Pachyonychia Congenita in a Toddler
PC is caused by autosomal dominant mutations in selected keratin genes, has 2 principle subtypes: PC type 1 (Jadassohn-Lewandowski syndrome, KRT6A, and KRT16 genes) and PC type 2 (Jackson-Lawler syndrome, KRT6B, and KRT17 genes).2 Approximately 50% of PC cases are inherited. All subtypes of PC manifest with hypertrophic nail dystrophy, and focal, painful palmoplantar keratoderma, but other clinical symptoms can include palmoplantar blistering, oral leukokeratosis, follicular keratosis on the trunk and extremities, dystrophic toenails and fingernails, pilosebaceous cysts, palmoplantar hyperhidrosis, hoarseness, pili torti, and natal teeth.2
Treatment alternatives for painful hyperkeratoses have met with limited success due to short-term mitigation and high recurrence rates. Conservative measures include limiting friction and trauma to feet by minimizing walking or standing, though compliance in young children limits feasibility. Reducing hydration of the epidermis with wicking socks and ventilated footwear may help. Mechanical treatments such as filing, grinding, cutting, and clipping of affected nails are somewhat effective in reducing symptoms in mild cases.1
Reports of surgical management are sparse in the literature.

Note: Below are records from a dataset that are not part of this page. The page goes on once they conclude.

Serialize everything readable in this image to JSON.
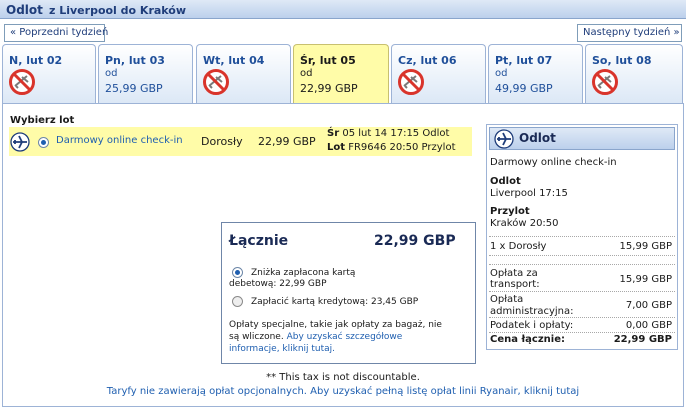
{
  "header": {
    "title": "Odlot",
    "route": "z Liverpool do Kraków"
  },
  "week_nav": {
    "prev_label": "« Poprzedni tydzień",
    "next_label": "Następny tydzień »"
  },
  "days": [
    {
      "label": "N, lut 02",
      "od": "",
      "price": "",
      "available": false,
      "selected": false
    },
    {
      "label": "Pn, lut 03",
      "od": "od",
      "price": "25,99 GBP",
      "available": true,
      "selected": false
    },
    {
      "label": "Wt, lut 04",
      "od": "",
      "price": "",
      "available": false,
      "selected": false
    },
    {
      "label": "Śr, lut 05",
      "od": "od",
      "price": "22,99 GBP",
      "available": true,
      "selected": true
    },
    {
      "label": "Cz, lut 06",
      "od": "",
      "price": "",
      "available": false,
      "selected": false
    },
    {
      "label": "Pt, lut 07",
      "od": "od",
      "price": "49,99 GBP",
      "available": true,
      "selected": false
    },
    {
      "label": "So, lut 08",
      "od": "",
      "price": "",
      "available": false,
      "selected": false
    }
  ],
  "selection": {
    "title": "Wybierz lot",
    "fare_name": "Darmowy online check-in",
    "pax_type": "Dorosły",
    "price": "22,99 GBP",
    "dep_day": "Śr",
    "dep_time": "05 lut 14 17:15 Odlot",
    "flight_prefix": "Lot",
    "flight_info": "FR9646 20:50 Przylot"
  },
  "summary": {
    "label": "Łącznie",
    "total": "22,99 GBP",
    "debit_l1": "Zniżka zapłacona kartą",
    "debit_l2": "debetową: 22,99 GBP",
    "credit": "Zapłacić kartą kredytową: 23,45 GBP",
    "note_l1": "Opłaty specjalne, takie jak opłaty za bagaż, nie",
    "note_l2a": "są wliczone.",
    "note_link_a": "Aby uzyskać szczegółowe",
    "note_link_b": "informacje, kliknij tutaj."
  },
  "right_summary": {
    "title": "Odlot",
    "fare": "Darmowy online check-in",
    "dep_label": "Odlot",
    "dep_value": "Liverpool 17:15",
    "arr_label": "Przylot",
    "arr_value": "Kraków 20:50",
    "pax_line": "1 x Dorosły",
    "pax_price": "15,99 GBP",
    "transport_l1": "Opłata za",
    "transport_l2": "transport:",
    "transport_price": "15,99 GBP",
    "admin_l1": "Opłata",
    "admin_l2": "administracyjna:",
    "admin_price": "7,00 GBP",
    "tax_label": "Podatek i opłaty:",
    "tax_price": "0,00 GBP",
    "total_label": "Cena łącznie:",
    "total_price": "22,99 GBP"
  },
  "footer": {
    "tax_note": "** This tax is not discountable.",
    "fees_link": "Taryfy nie zawierają opłat opcjonalnych. Aby uzyskać pełną listę opłat linii Ryanair, kliknij tutaj"
  },
  "colors": {
    "accent": "#1f5fb0",
    "selected_day": "#fffca8",
    "header_bg": "#bcd0ec"
  },
  "icons": {
    "plane": "plane-icon",
    "no_flight": "no-flight-icon"
  }
}
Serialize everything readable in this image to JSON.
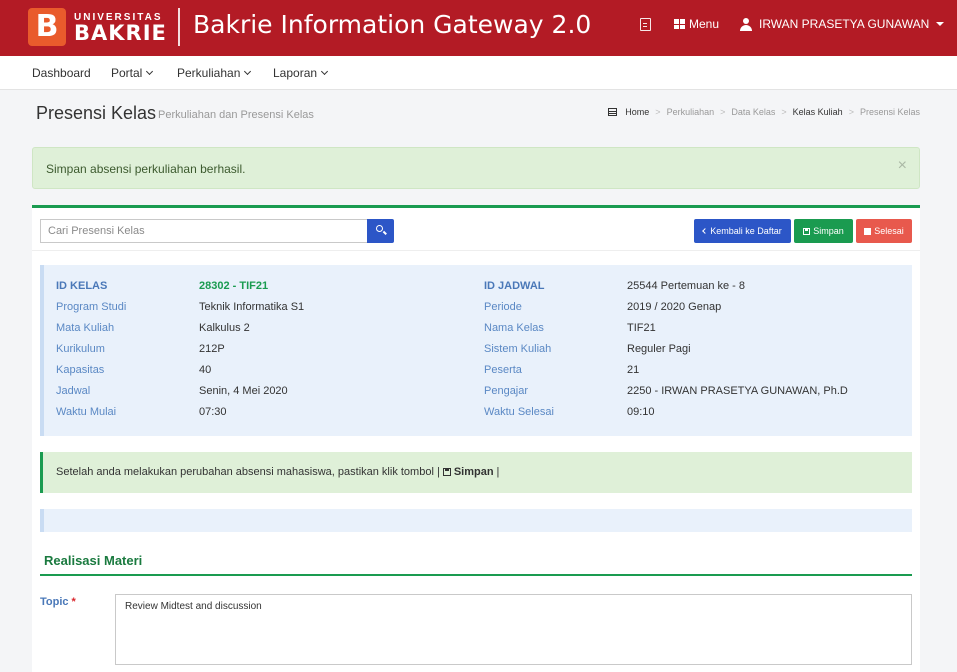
{
  "header": {
    "logo_letter": "B",
    "logo_universitas": "UNIVERSITAS",
    "logo_bakrie": "BAKRIE",
    "app_title": "Bakrie Information Gateway 2.0",
    "menu_label": "Menu",
    "user_name": "IRWAN PRASETYA GUNAWAN"
  },
  "nav": {
    "items": [
      {
        "label": "Dashboard"
      },
      {
        "label": "Portal"
      },
      {
        "label": "Perkuliahan"
      },
      {
        "label": "Laporan"
      }
    ]
  },
  "page": {
    "title": "Presensi Kelas",
    "subtitle": "Perkuliahan dan Presensi Kelas",
    "breadcrumb": [
      "Home",
      "Perkuliahan",
      "Data Kelas",
      "Kelas Kuliah",
      "Presensi Kelas"
    ]
  },
  "alert": {
    "message": "Simpan absensi perkuliahan berhasil.",
    "close": "×"
  },
  "toolbar": {
    "search_placeholder": "Cari Presensi Kelas",
    "back_label": "Kembali ke Daftar",
    "save_label": "Simpan",
    "done_label": "Selesai"
  },
  "info": {
    "left": [
      {
        "label": "ID KELAS",
        "value": "28302 - TIF21"
      },
      {
        "label": "Program Studi",
        "value": "Teknik Informatika S1"
      },
      {
        "label": "Mata Kuliah",
        "value": "Kalkulus 2"
      },
      {
        "label": "Kurikulum",
        "value": "212P"
      },
      {
        "label": "Kapasitas",
        "value": "40"
      },
      {
        "label": "Jadwal",
        "value": "Senin, 4 Mei 2020"
      },
      {
        "label": "Waktu Mulai",
        "value": "07:30"
      }
    ],
    "right": [
      {
        "label": "ID JADWAL",
        "value": "25544 Pertemuan ke - 8"
      },
      {
        "label": "Periode",
        "value": "2019 / 2020 Genap"
      },
      {
        "label": "Nama Kelas",
        "value": "TIF21"
      },
      {
        "label": "Sistem Kuliah",
        "value": "Reguler Pagi"
      },
      {
        "label": "Peserta",
        "value": "21"
      },
      {
        "label": "Pengajar",
        "value": "2250 - IRWAN PRASETYA GUNAWAN, Ph.D"
      },
      {
        "label": "Waktu Selesai",
        "value": "09:10"
      }
    ]
  },
  "notice": {
    "text": "Setelah anda melakukan perubahan absensi mahasiswa, pastikan klik tombol |",
    "button_ref": "Simpan",
    "suffix": "|"
  },
  "materi": {
    "section_title": "Realisasi Materi",
    "topic_label": "Topic",
    "required_mark": "*",
    "topic_value": "Review Midtest and discussion"
  },
  "colors": {
    "header_bg": "#b31b25",
    "primary": "#2c56c7",
    "success": "#1a9b50",
    "danger": "#e8594d"
  }
}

Electrofulguration, deep curettage, and radical excision with autologous reconstruction have met with variable success due to recurrence and significant associated morbidity with more radical techniques.3–5 The most common pharmacological management employs retinoid agents that may cause thinning of the epidermis with subsequent painful blistering and secondary infections.1,2 Current medical research is examining the possible role of using mutation-specific small interfering RNA, rapamycin, anti-tumor necrosis factor biologics, and botulism toxins as treatment to reduce keratinization and patient symptoms.1,2
Our patient underwent blunt debridement of the affected skin and nails along a natural plane of dissection in the deep dermal layer (Fig. 2). This strategy was chosen by the parents, despite the risk of recurrence, to limit the morbidity of the procedure and shorten the recovery. The patient was discharged home with local wound care and healed uneventfully by 7 days. At 6-month follow-up, the toddler ambulates with minimal discomfort, and there is only minor thickening of the plantar and palmar skin.